NAMLAR, RUMUZLAR, RENKLER, ŞARKILAR

- Her bölümün üstünde Sarı’nın isteği üzerine okura sunulan, bölümün duygusuna işaret eden renk belirteçleri ve metne eklemini anlatır mısınız?

- Bulvar insanları, namlarıyla, rumuzlarıyla da varlar burada. Bulvarda zamanla Yasin’e “Kırmızı” denmiş, mavi rujlu sevgilisine “Mavi”... Mavi, geçirdiği travmatik olaylardan sonra “başka biri” olmuş. Kendine “Sarı” demeye başlamış... Birbirinden bağımsız ama birbirlerinden kopamayacak denli yan yana yedi renk ve o yedi renkle bütünleşmiş yedi karakter var bulvarda.

Renk skalasıyla birlikte verilen küçük dinleme önerileri de öykülerle bağdaşık şarkılar... Metne yayılan kafiyeli cümlelere, hikâyenin ritmine başka bir perspektif katmak için... Dilin, üslubun yer yer öne geçtiği uğraştırıcı bir yazım süreciydi Amenna Bulvarı’nın getirdiği. Roman, bir şarkıda olduğu gibi nakaratta tekrar eden duygulardan, aşklardan besleniyor. Bölüm başlarında belirtilen şarkılar, romanı yazarken bana değdiği kadar okuyucuya da dokunsun istedim.

‘DİL VE MERAM, EL VE ELDİVEN GİBİ’

- Memleketten bu insan manzaraları size daha neler yazdıracaktır?

- Dert ve meram yazmaya girişince bir el ve eldiven gibi iç içe oturmalı gibi geliyor bana. Bazen ne söylediğin, bazen nasıl söylediğin... Ama hep ötekilerin tarafından aynı potada... İç içe geçen öykülerle içeriden katmanlandığı gibi, dışarıdan da katmanlanan, birbirleriyle örülmüş, yoğurulmuş metinler hayalindeyim.

İlk Cinayeti Şiir İşledi (2014 - Venedik Yayınları) adlı şiir kitabımda, bu romandaki karakterler, mekânlar, gizli, baskın göndermelerle, Amenna Bulvarı’nın bir parçası şimdi... Tiyatro oyunum Kraliçe Gece (2017 - Mitos Boyut), bu romanda bir figüran gibi birkaç paragrafta görünüp kayboluyor.

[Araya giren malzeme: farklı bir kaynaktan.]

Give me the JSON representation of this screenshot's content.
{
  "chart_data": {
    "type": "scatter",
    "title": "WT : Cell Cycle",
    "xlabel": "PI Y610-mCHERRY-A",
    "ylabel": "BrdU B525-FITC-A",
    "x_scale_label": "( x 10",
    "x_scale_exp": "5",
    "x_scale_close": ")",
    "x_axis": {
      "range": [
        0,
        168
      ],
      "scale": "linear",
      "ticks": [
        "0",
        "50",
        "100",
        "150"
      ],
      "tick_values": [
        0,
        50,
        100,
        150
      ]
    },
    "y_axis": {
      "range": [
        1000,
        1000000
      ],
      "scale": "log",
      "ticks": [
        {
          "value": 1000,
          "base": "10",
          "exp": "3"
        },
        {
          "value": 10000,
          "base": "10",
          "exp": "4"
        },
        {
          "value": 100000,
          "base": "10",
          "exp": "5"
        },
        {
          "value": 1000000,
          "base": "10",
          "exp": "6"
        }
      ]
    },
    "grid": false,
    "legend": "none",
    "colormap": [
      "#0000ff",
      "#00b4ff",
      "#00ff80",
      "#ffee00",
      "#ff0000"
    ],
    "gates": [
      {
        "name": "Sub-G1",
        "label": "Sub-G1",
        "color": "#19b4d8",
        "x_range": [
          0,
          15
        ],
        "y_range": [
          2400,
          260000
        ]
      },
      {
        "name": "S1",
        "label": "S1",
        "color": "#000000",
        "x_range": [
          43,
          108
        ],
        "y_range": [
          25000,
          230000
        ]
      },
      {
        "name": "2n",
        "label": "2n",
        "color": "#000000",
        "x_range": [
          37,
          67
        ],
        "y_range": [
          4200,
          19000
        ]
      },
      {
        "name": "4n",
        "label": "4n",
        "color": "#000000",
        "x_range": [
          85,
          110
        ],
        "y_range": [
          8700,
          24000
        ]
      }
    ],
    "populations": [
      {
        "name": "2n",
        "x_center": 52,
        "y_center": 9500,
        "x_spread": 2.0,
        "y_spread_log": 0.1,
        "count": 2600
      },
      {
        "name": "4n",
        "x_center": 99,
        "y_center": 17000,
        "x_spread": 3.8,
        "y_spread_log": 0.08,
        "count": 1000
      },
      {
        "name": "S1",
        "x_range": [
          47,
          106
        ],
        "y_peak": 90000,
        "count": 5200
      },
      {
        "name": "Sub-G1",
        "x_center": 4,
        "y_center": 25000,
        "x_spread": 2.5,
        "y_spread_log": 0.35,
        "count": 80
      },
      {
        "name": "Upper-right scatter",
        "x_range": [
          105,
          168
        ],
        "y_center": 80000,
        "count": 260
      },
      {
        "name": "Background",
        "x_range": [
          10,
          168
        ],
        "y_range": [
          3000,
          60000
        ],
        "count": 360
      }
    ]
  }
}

Teğet geçerek, içinden geçerek, zaman zaman delip geçerek ilmeklenen yazım örgülerinden hoşlanıyorum. Yalnızca romanla değil, şiirler, şarkı sözleri, tiyatro oyunları, belki bir gün senaryolarla... Umut ederim ki bu çok parçalı yapboz, kendini bütünler, okuyanda, dinleyende, izleyende bir değer bulur…

Amenna Bulvarı / Ata Tuncer / Delidolu Yayınları / 320 s.